だが、正面の木人形が頭上で振り上げている腕から目を逸らす事はできない。
「がっ……」
結果、正面の木人形の背後から出て来た人間サイズの木人形の拳を顔面にくらって隊員の一人が意識を失った。
『ふははははっ!エルフどもめ、バカみたいにマリオネットと一緒に踊るがいい』
フォーリィ軍が木人形と戦っているのを少し離れた所から見ていた魔木は、愉快そうに笑っていた。
『操り師を倒さないと、マリオネットたちは止まらないと言うのに。エルフどもは愚かだな。魔法が使えると言うだけで、知能は猿人なみだな』
ヒューマンは別に知能としては他の種族より劣っているという事はない。
だがエルフ社会では、これまでエルフやハーフエルフ以外を獣人として見下してきた。それはダークエルフも同じだった。

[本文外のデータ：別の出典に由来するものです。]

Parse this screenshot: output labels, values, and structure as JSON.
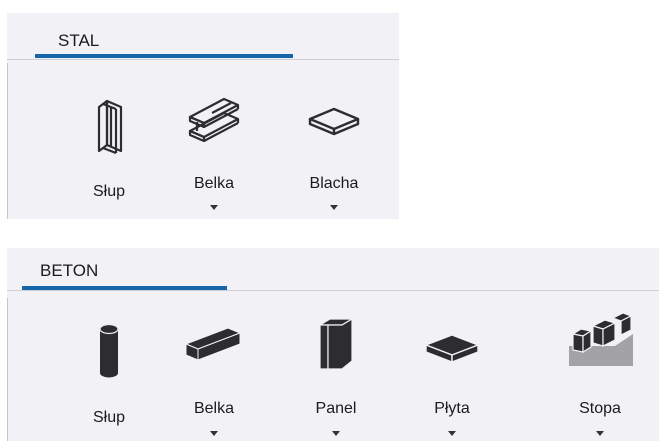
{
  "stal": {
    "tab": "STAL",
    "tools": {
      "slup": {
        "label": "Słup",
        "icon": "steel-column-icon"
      },
      "belka": {
        "label": "Belka",
        "icon": "steel-beam-icon"
      },
      "blacha": {
        "label": "Blacha",
        "icon": "steel-plate-icon"
      }
    }
  },
  "beton": {
    "tab": "BETON",
    "tools": {
      "slup": {
        "label": "Słup",
        "icon": "concrete-column-icon"
      },
      "belka": {
        "label": "Belka",
        "icon": "concrete-beam-icon"
      },
      "panel": {
        "label": "Panel",
        "icon": "concrete-panel-icon"
      },
      "plyta": {
        "label": "Płyta",
        "icon": "concrete-slab-icon"
      },
      "stopa": {
        "label": "Stopa",
        "icon": "footing-icon"
      }
    }
  },
  "colors": {
    "accent": "#1565ad",
    "panel_bg": "#f2f1f5",
    "icon": "#2d2d30"
  }
}
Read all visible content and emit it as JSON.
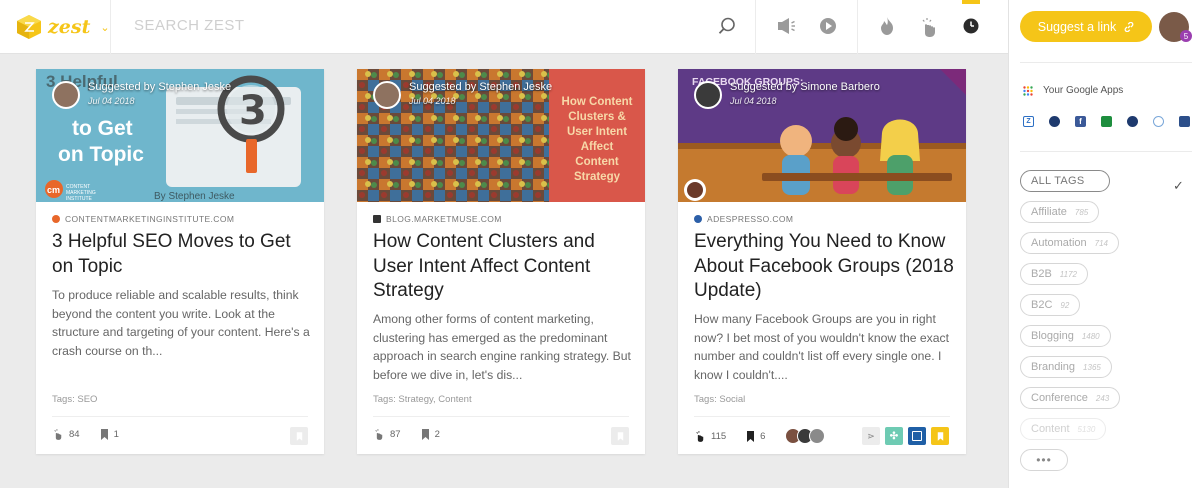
{
  "header": {
    "logo_text": "zest",
    "search_placeholder": "SEARCH ZEST"
  },
  "sidebar": {
    "suggest_button": "Suggest a link",
    "notification_count": "5",
    "google_apps_label": "Your Google Apps",
    "tags": [
      {
        "name": "ALL TAGS",
        "count": "",
        "active": true
      },
      {
        "name": "Affiliate",
        "count": "785"
      },
      {
        "name": "Automation",
        "count": "714"
      },
      {
        "name": "B2B",
        "count": "1172"
      },
      {
        "name": "B2C",
        "count": "92"
      },
      {
        "name": "Blogging",
        "count": "1480"
      },
      {
        "name": "Branding",
        "count": "1365"
      },
      {
        "name": "Conference",
        "count": "243"
      },
      {
        "name": "Content",
        "count": "5130"
      }
    ],
    "more": "•••"
  },
  "cards": [
    {
      "suggested_by": "Suggested by Stephen Jeske",
      "date": "Jul 04 2018",
      "source": "CONTENTMARKETINGINSTITUTE.COM",
      "title": "3 Helpful SEO Moves to Get on Topic",
      "description": "To produce reliable and scalable results, think beyond the content you write. Look at the structure and targeting of your content. Here's a crash course on th...",
      "tags_label": "Tags:",
      "tags": "SEO",
      "claps": "84",
      "saves": "1",
      "image_text": "3 Helpful SEO Moves to Get on Topic",
      "image_byline": "By Stephen Jeske",
      "image_logo": "CONTENT MARKETING INSTITUTE"
    },
    {
      "suggested_by": "Suggested by Stephen Jeske",
      "date": "Jul 04 2018",
      "source": "BLOG.MARKETMUSE.COM",
      "title": "How Content Clusters and User Intent Affect Content Strategy",
      "description": "Among other forms of content marketing, clustering has emerged as the predominant approach in search engine ranking strategy. But before we dive in, let's dis...",
      "tags_label": "Tags:",
      "tags": "Strategy, Content",
      "claps": "87",
      "saves": "2",
      "image_text": "How Content Clusters & User Intent Affect Content Strategy"
    },
    {
      "suggested_by": "Suggested by Simone Barbero",
      "date": "Jul 04 2018",
      "source": "ADESPRESSO.COM",
      "title": "Everything You Need to Know About Facebook Groups (2018 Update)",
      "description": "How many Facebook Groups are you in right now? I bet most of you wouldn't know the exact number and couldn't list off every single one. I know I couldn't....",
      "tags_label": "Tags:",
      "tags": "Social",
      "claps": "115",
      "saves": "6",
      "image_text": "FACEBOOK GROUPS:"
    }
  ],
  "colors": {
    "brand_yellow": "#f5c518",
    "badge_purple": "#9b3fb0"
  }
}
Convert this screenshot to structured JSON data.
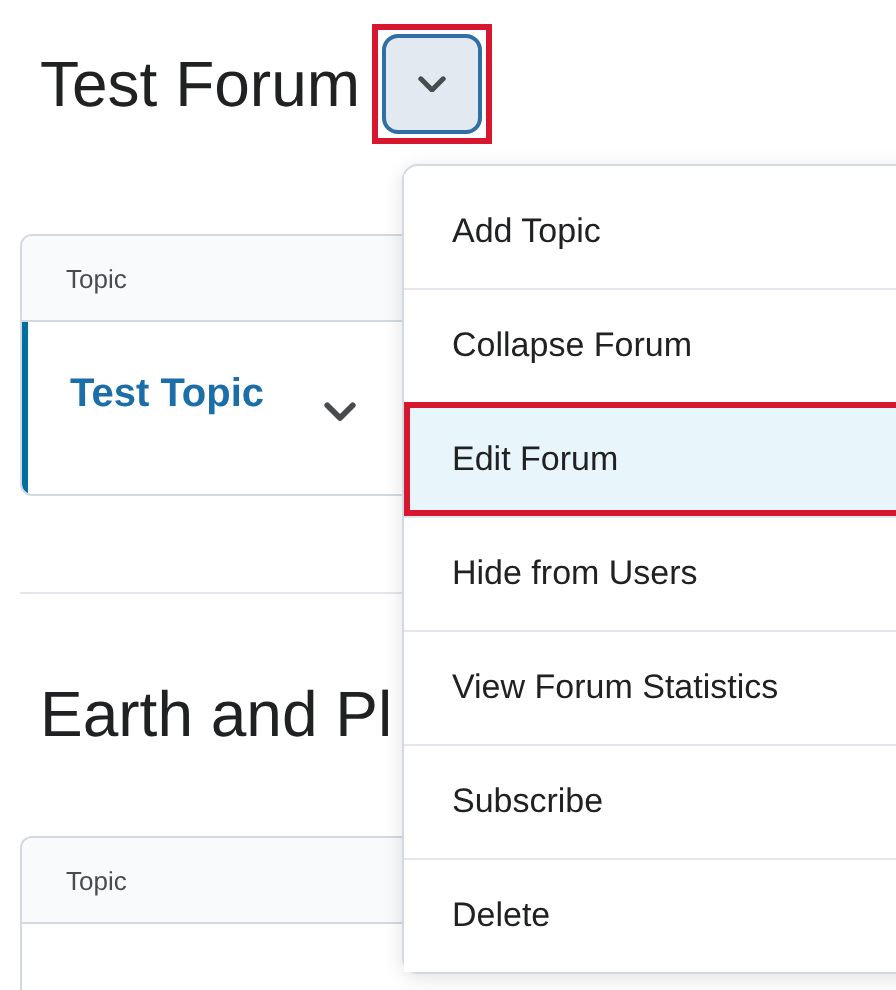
{
  "forums": [
    {
      "title": "Test Forum",
      "menu_button": {
        "annotated": true
      },
      "table": {
        "column_1": "Topic",
        "rows": [
          {
            "topic": "Test Topic"
          }
        ]
      }
    },
    {
      "title": "Earth and Pl",
      "table": {
        "column_1": "Topic"
      }
    }
  ],
  "menu": {
    "items": [
      {
        "label": "Add Topic",
        "selected": false,
        "annotated": false
      },
      {
        "label": "Collapse Forum",
        "selected": false,
        "annotated": false
      },
      {
        "label": "Edit Forum",
        "selected": true,
        "annotated": true
      },
      {
        "label": "Hide from Users",
        "selected": false,
        "annotated": false
      },
      {
        "label": "View Forum Statistics",
        "selected": false,
        "annotated": false
      },
      {
        "label": "Subscribe",
        "selected": false,
        "annotated": false
      },
      {
        "label": "Delete",
        "selected": false,
        "annotated": false
      }
    ]
  }
}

『そう言えば先程、魔力を持たないエルフを捕獲していたな。逃げられてしまったが。あれはひょっとして、エルフに化けた猿人だったのかも知れないな。ふふふっ……あいつらに教えてやってもいいな。どんな顔をするか見もの――』
その時突然、体内で魔力が乱れ、魔木の思考が止まる。
「そんな事されたら困るのよね」
気付くと、背後に青み掛かった銀色の小さなハーフエルフ少女が佇んでいた。
近付いて来たのに気付かなかったのではない。
周りに敷き詰められるように伸びている根は、微かな魔力でも感知できる。例え魔木の意識がそちらに向いていなくても。
そう。突然その場に現れたのだ。
『貴様っ!!たった今までそこで戦って……』
魔木が再びカデン軍に意識を向けると、そこには全く同じ少女が戦っていた。
分裂と言う言葉が魔木の頭を過ぎった。
だが、それについて、それ以上考える事ができなかった。
自分の身体の違和感が益々膨れ上がっているからだ。
気付くと、自分の身体にいくつもの矢が刺さっていた。
紫、青、オレンジ、いくつもの矢だ。
――バキッッッ!!
身体に大きな亀裂が入る。
「うわぁ!こうやってバケモノを生み出していたのね」
亀裂の中から現れたのは、子宮のような袋に包まれた三頭のドラゴンの幼体だった。
「生まれたら厄介そうね。殺しておきましょう」
フォーリィが腕を振り上げた瞬間、その手に青色の矢が現れた。
そして、その矢を振り下ろそうとした瞬間――
「おっと……」
フォーリィがその場を飛び退いた。
「それが操り師というわけね」
フォーリィの目の前には、複数の根が集まったような人型のバケモノが立っていた。